The Court further declined to adopt any “broad and categorical rules governing the use of representative and statistical evidence in class actions . . . .”[14] “Whether a representative sample may be used to establish classwide liability will depend on the purpose for which the sample is being introduced and on the underlying cause of action.”[15] However, the Court’s affirmation of its ruling in Dukes is a strong indication that representative evidence will not be sufficient in employment discrimination class actions that challenge discretionary decisionmaking.

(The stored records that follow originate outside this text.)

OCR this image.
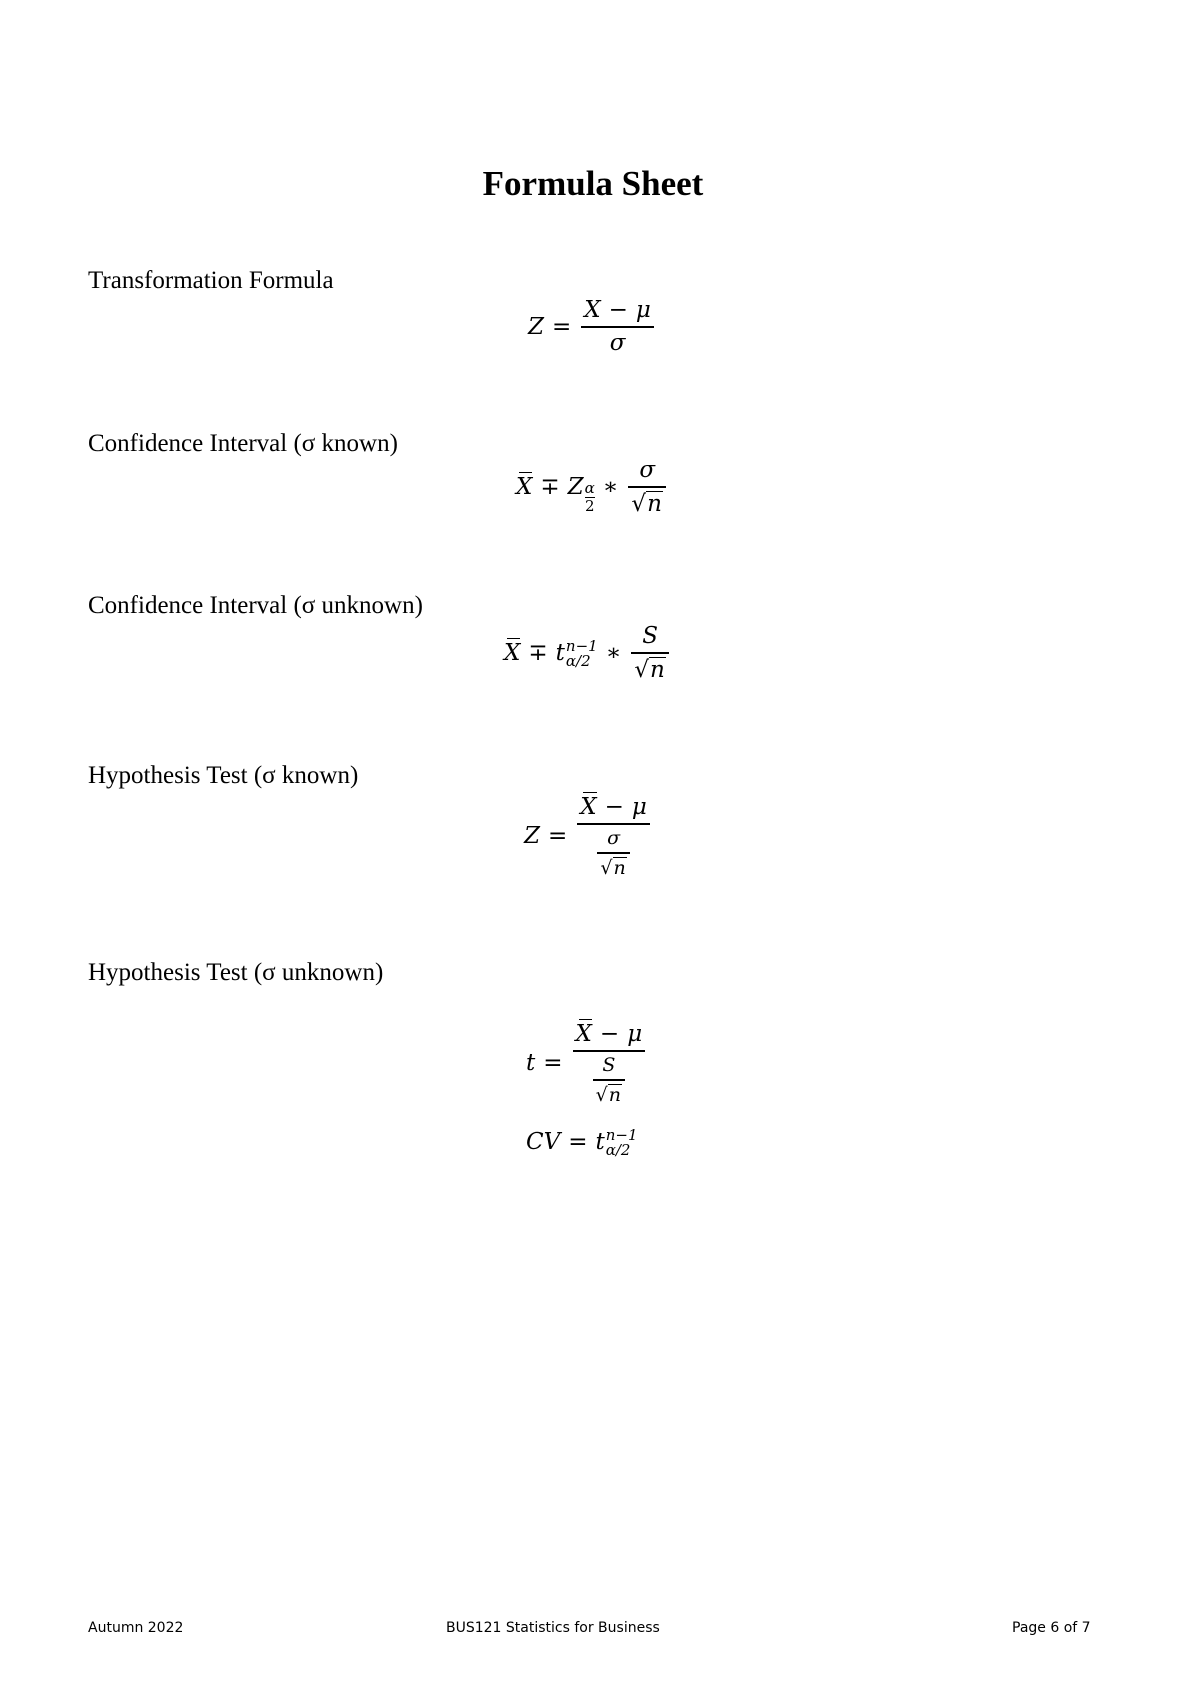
Formula Sheet
Transformation Formula
$Z = \frac{X - \mu}{\sigma}$
Confidence Interval (σ known)
X ∓ Z α
2
∗ $\frac{\sigma}{√ n}$
Confidence Interval (σ unknown)
X ∓ t n−1
α/2 ∗ $\frac{S}{√ n}$
Hypothesis Test (σ known)
Z =
X − μ
$\frac{\sigma}{√ n}$
Hypothesis Test (σ unknown)
t =
X − μ
$\frac{S}{√ n}$
CV = t n−1
α/2
Autumn 2022	BUS121 Statistics for Business	Page 6 of 7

Finally, turning to Tyson Foods’ second argument, the Court ruled that “the question whether uninjured class members may recover is one of great importance,” but is a question not fairly presented because the damages award in this case had not yet been disbursed, nor did the record reflect how it will be disbursed.[16] The Court stated that Tyson Foods may challenge the proposed method of allocation when the case returns to the district court for the award disbursal.

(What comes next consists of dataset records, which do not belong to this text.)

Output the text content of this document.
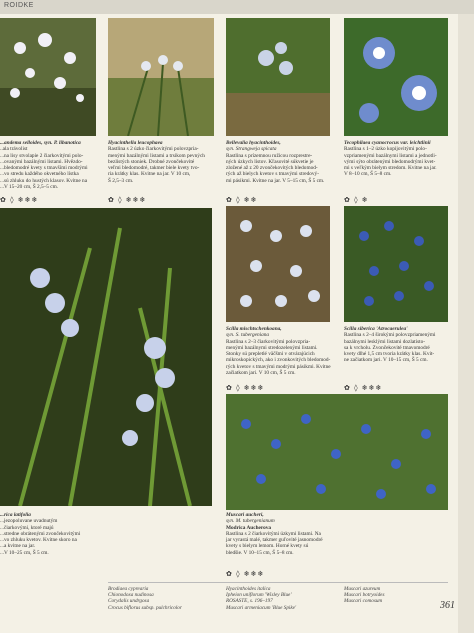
ROIDKE
...andema selloides, syn. P. libanotica
..ala trávolist
...na lisy stvolapie 2 čiarkovitými polo-
...ovanými bazálnými listami. Hvězdo-
...bledomodré kvety s tmavšími modrými
...vo stredu každého okvetného lístka
...sú zhluku do hustých klasov. Kvitne na
...V 15–20 cm, Š 2,5–5 cm.
✿ ◊ ❄❄❄
Hyacinthella leucophaea
Rastlina s 2 úzko čiarkovitými polovzpria-
menými bazálnými listami a trsikom pevných
bezlistých stoniek. Drobné zvončekovité
veľmi bledomodré, takmer biele kvety tvo-
ria krátky klas. Kvitne na jar. V 10 cm,
Š 2,5–3 cm.
✿ ◊ ❄❄❄
Bellevalia hyacinthoides,
syn. Strangweja spicata
Rastlina s prízemnou ružicou rozprestre-
ných úzkych listov. Kľasovité súkvetie je
zložené až z 20 zvončekovitých bledomod-
rých až bielych kvetov s tmavými stredový-
mi pásikmi. Kvitne na jar. V 5–15 cm, Š 5 cm.
✿ ◊ ❄❄
Tecophilaea cyanocrocus var. leichtlinii
Rastlina s 1–2 úzko kopijovitými polo-
vzpriamenými bazálnymi listami a jednotli-
vými sýto obrátenými bledomodrými kvet-
mi s veľkým bielym stredom. Kvitne na jar.
V 8–10 cm, Š 5–8 cm.
✿ ◊ ❄
Scilla mischtschenkoana,
syn. S. tubergeniana
Rastlina s 2–3 čiarkovitými polovzpria-
menými bazálnymi stredozelenými listami.
Stonky sú prepletlé väčšmi v otvárajúcich
mikroskopických, ako i zvonkovitých bledomod-
rých kvetov s tmavými modrými pásikmi. Kvitne
začiatkom jari. V 10 cm, Š 5 cm.
✿ ◊ ❄❄❄
Scilla siberica 'Atrocaerulea'
Rastlina s 2–4 širokými polovzpriamenými
bazálnymi lesklými listami dozlatisto-
sa k vrcholu. Zvončekovité tmavomodré
kvety dlhé 1,5 cm tvoria krátky klas. Kvit-
ne začiatkom jari. V 10–15 cm, Š 5 cm.
✿ ◊ ❄❄❄
Muscari aucheri,
syn. M. tubergenianum
Modrica Aucherova
Rastlina s 2 čiarkovitými úzkymi listami. Na
jar vyrastá malé, takmer guľovité jasnomodré
kvety s bielym lemom. Horné kvety sú
bledšie. V 10–15 cm, Š 5–8 cm.
✿ ◊ ❄❄❄
...rica latifolia
...jezopoluvane uvadnutým
...čiarkovými, ktoré majú
...stredne obrátenými zvončekovitými
...vo zhluku kvetov. Kvitne skoro na
...a kvitne na jar.
...V 10–25 cm, Š 5 cm.
Brodiaea cyprearia
Chionodoxa nudinosa
Corydalis undrgosa
Crocus biflorus subsp. pulchricolor
Hyacinthoides italica
Ipheion uniflorum 'Wisley Blue'
ROSASTE, s. 196–197
Muscari armeniacum 'Blue Spike'
Muscari azureum
Muscari botryoides
Muscari comosum	361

In his concurring opinion, the Chief Justice joined the majority opinion regarding the first issue based on his understanding that the majority did not read Mt. Clemens to create any “special, relaxed rule authorizing plaintiffs to use otherwise inadequate representative evidence in FLSA-based cases.” With respect to the second issue, theChief Justice agreed that the issue is not presently ripe for review but questioned whether it would be possible for a trial court to ensure that damages go only to injured class members on remand.

Justice Thomas, joined by Justice Alito, dissented. Justice Thomas would have denied class certification because the “plaintiffs’ claims here had one element that was clearly individualized: whether each employee worked over 40 hours without receiving full overtime pay.” Justice Thomas rejected the majority’s reasoning that the representative evidence could have been used to support each employee’s individual claim because the study could not show “how fast [individual employees] walk, don, or doff—the key variables here for FLSA liability.” Justice Thomas also chided the majority for putting to employers an “untenable choice. They must either track any time that might be the subject of an innovative lawsuit, or they must defend class actions against representative evidence that unfairly homogenizes an individual issue.”

Looking Forward

The Court’s decision in Tyson Foods is narrow: “In FLSA actions, inferring the hours an employee has worked from a study such as [that of the plaintiffs’ expert] has been permitted by the Court so long as the study is otherwise admissible.”

The Court left for another day any further guidance on the use of representative evidence in class and collective actions. The Court also declined to address the standard for proceeding as an FLSA collective action. Going forward, the primary effect of Tyson Foods is likely to be significant litigation in the lower courts about whether and under what circumstances representative evidence can be used to certify class and collective actions. Employers also will need to consider whether to keep records of time that may not be compensable under their policies but may be subject to challenge by employees, as the lack of such records will allow for inferences about hours worked that may not otherwise be permissible.

[1] Bouaphakeo v. Tyson Foods, 765 F.3d 791 (8th. Cir. 2014).

[2] Tyson Foods, Inc. v. Bouaphakeo, 577 US ___ (2016).

[3] Id. at *4 (citing 564 F.Supp.2d 870, 899 (N.D. Iowa 2008).

[4] Id. at *8.

[5] Id. at *9.

[6] Id.

[7] Id. at *10.

[8] Id. at *11.

[9] Id. (citing Mt. Clemens, 328 US at 687).

[10] Id. at *12.

[11] Id. at * 14.

[12] Id. (quoting Mt. Clemens, 328 US at 687).

[13] Id.

[14] Id. at *15.

[15] Id.

[16] Id. at *16.

DISCLAIMER: Because of the generality of this update, the information provided herein may not be applicable in all situations and should not be acted upon without specific legal advice based on particular situations.